How To Apply It: Your CLAUDE.md for Large Projects
You don't need a 3D engine to use this pattern. For any large feature or new service, structure your CLAUDE.md like this:
## Project: [Your Service Name]
### Phase 1: Core Data Models
- Define the Prisma schema/SQLAlchemy models for primary entities.
- Generate repository pattern interfaces for CRUD operations.
### Phase 2: Business Logic Layer
- Implement service classes that use the repositories.
- Add validation and core algorithm logic here.
### Phase 3: API Layer
- Generate FastAPI/Express routes that call the service layer.

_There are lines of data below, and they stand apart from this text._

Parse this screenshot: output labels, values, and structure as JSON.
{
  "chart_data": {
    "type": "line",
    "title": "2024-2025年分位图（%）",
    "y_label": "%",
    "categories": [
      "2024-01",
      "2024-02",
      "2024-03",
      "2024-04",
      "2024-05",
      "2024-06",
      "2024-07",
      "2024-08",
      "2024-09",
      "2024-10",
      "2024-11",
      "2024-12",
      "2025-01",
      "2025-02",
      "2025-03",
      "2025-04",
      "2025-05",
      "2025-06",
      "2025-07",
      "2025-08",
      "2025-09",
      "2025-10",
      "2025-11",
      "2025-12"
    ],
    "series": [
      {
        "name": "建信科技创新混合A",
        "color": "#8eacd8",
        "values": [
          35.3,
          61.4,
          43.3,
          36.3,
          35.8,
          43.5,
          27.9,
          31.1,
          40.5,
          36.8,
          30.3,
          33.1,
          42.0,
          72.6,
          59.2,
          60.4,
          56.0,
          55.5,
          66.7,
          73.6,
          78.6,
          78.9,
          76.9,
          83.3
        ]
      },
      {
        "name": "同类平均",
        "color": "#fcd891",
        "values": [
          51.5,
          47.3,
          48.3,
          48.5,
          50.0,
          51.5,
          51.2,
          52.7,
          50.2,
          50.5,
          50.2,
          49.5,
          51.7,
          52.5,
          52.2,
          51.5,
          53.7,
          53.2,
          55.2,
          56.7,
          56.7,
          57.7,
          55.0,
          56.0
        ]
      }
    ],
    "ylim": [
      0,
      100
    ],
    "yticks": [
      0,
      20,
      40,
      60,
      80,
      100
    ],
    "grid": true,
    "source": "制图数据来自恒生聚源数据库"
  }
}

- Define request/response schemas and error handling.
### Phase 4: Integration & Testing
- Write integration tests for key user flows.
- Create a seeding script for development data.
Then, work phase-by-phase with Claude Code:
# Phase 1
claude code "Implement the Data Models phase from CLAUDE.md"
# Review and commit
claude code --review ./src/models
# Move to Phase 2
claude code "Now implement the Business Logic Layer phase"
This mirrors the successful 3D engine approach: define the architecture, then fill it in piece by piece with focused prompts, using --review as a quality gate between phases.
The Takeaway: Claude Code is a Component Architect
The article's unstated lesson is that Claude Code's strength isn't in holding the entire blueprint of a complex system in its head at once. Its strength is in expertly drafting the blueprints for each room, provided you give it the overall floor plan and tell it which room to work on next. Structure your large projects accordingly, and you'll ship faster with fewer integration headaches.